Büyük yerleşimlerin içinde, “mahalle kültürü”nün bir parçası olarak yapılan sebze-meyve bostanları, burada oturanların ihtiyacını karşılardı. 1500 yıllık bu gelenek, 2. Dünya Savaşı’ndan “açlık dersi” alan ülkelerde tekrar canlandırıldı. Bizde ise 1960’lardan bu tarafa bina ve site yarışı, bu alanları yoketti. Yakın geçmişte kaybettiğimizi yerine koyma zamanı. Mis gibi yağlı bir marulu iştahla özleyerek başlayabiliriz belki.
Tahtalısı var, çukuru var; havuzlusu, cadılısı, kemiklisi, tekkelisi, sütlüsü, çıngıraklısı var. Şehir surlarının 7 kulesinin dibinde boydan boya uzananı var. Kendi çoktan ortadan kalkmış ama hâlâ toprağının lezzetiyle anısı sebzelerin isminde kalmış olanı var. Geride kalan bir-iki tanesinin üzerine titriyoruz onlar da yok olmasın diye. İstanbul’un bostanlarından bahsediyorum; güzel bostanlarımızdan.
Bugün bütün dünya çatı bahçeleriyle, dikey-topraksız tarım gibi yeniliklerle canlandırdıkları şehir bostanlarının yararını yeniden ve hayretle keşfediyor. Gıda güvenliği, karbon ayak izinin azaltılması, zehirsiz tarım, yoksul nüfusun kendini beslemesinin önünü açmak, eski sanayi alanlarının zehirlerden temizlenmesi, azalan su kaynaklarının verimli kullanımı gibi açıkça görülen birçok yararı nedeni ile yerel yönetimler, STK’lar bostanlar, bahçeler kuruyor. Özel sektör geleceğin iş alanı diye çatı bostanlarına teknolojik yatırımlar yapıyor.
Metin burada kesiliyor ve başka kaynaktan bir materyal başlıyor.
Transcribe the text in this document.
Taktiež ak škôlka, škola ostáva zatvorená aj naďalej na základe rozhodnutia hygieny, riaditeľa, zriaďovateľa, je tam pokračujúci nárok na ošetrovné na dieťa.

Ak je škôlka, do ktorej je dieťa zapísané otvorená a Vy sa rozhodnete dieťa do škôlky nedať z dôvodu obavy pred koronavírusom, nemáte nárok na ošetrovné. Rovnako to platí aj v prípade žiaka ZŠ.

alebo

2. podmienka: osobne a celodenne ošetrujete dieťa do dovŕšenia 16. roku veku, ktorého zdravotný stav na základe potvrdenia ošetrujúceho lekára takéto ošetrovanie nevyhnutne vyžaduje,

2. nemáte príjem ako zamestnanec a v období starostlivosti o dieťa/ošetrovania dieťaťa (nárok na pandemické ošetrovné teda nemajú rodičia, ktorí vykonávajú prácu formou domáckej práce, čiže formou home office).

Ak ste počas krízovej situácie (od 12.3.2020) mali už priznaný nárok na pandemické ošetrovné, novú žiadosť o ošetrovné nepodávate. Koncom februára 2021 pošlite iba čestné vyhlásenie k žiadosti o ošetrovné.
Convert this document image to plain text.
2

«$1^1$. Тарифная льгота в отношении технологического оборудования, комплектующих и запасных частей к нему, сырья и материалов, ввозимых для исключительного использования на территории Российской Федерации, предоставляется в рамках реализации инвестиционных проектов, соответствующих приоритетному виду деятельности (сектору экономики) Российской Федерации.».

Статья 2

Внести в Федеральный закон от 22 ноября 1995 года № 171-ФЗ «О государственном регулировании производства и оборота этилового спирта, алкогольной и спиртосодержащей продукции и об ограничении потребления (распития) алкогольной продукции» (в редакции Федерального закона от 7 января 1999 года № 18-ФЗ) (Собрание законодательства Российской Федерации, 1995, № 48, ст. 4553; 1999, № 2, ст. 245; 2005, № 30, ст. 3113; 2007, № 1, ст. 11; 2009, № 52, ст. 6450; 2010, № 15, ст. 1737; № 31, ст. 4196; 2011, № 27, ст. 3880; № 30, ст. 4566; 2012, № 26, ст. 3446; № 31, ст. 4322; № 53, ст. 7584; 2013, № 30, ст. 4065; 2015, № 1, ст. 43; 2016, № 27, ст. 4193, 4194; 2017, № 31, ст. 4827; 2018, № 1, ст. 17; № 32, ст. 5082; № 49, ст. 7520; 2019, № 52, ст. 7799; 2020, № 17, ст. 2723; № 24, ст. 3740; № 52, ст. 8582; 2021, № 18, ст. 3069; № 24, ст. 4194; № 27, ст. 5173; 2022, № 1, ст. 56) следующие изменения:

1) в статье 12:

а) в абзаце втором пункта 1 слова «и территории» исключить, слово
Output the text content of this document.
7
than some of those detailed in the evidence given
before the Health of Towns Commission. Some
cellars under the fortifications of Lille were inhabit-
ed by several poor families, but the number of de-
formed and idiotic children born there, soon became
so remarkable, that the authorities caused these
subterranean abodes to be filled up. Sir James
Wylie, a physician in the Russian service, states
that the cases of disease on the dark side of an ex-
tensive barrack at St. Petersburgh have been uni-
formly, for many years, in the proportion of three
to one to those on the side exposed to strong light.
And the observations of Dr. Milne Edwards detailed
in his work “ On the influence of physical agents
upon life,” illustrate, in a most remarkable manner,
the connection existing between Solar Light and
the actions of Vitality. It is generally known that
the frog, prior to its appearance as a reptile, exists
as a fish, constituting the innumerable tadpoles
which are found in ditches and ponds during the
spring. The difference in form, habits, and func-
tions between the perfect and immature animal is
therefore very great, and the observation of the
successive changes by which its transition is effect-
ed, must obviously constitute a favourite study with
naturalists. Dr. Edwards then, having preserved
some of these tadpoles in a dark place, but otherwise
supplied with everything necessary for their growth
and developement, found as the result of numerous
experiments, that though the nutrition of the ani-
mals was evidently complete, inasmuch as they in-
Peki, biz ne yapıyoruz? En az 1500 yıldır uygulama birikimine ve deneyimine sahip olduğumuz bu akıllı şehir tasarımı mirasına sırtımızı çeviriyoruz. Bostanları ve insanların yaşamına kattıkları güzellikleri anlatmak üzere gelin biraz geriye dönelim birlikte. Birçok 50 yaş üzeri İstanbullunun kafasında mahalle bostanlarının anısı hâlâ canlıdır. Belki bu düzeni yeniden kurabilir, yerel yönetimlerimizden “her mahalleye en az bir bostan” talep edebiliriz.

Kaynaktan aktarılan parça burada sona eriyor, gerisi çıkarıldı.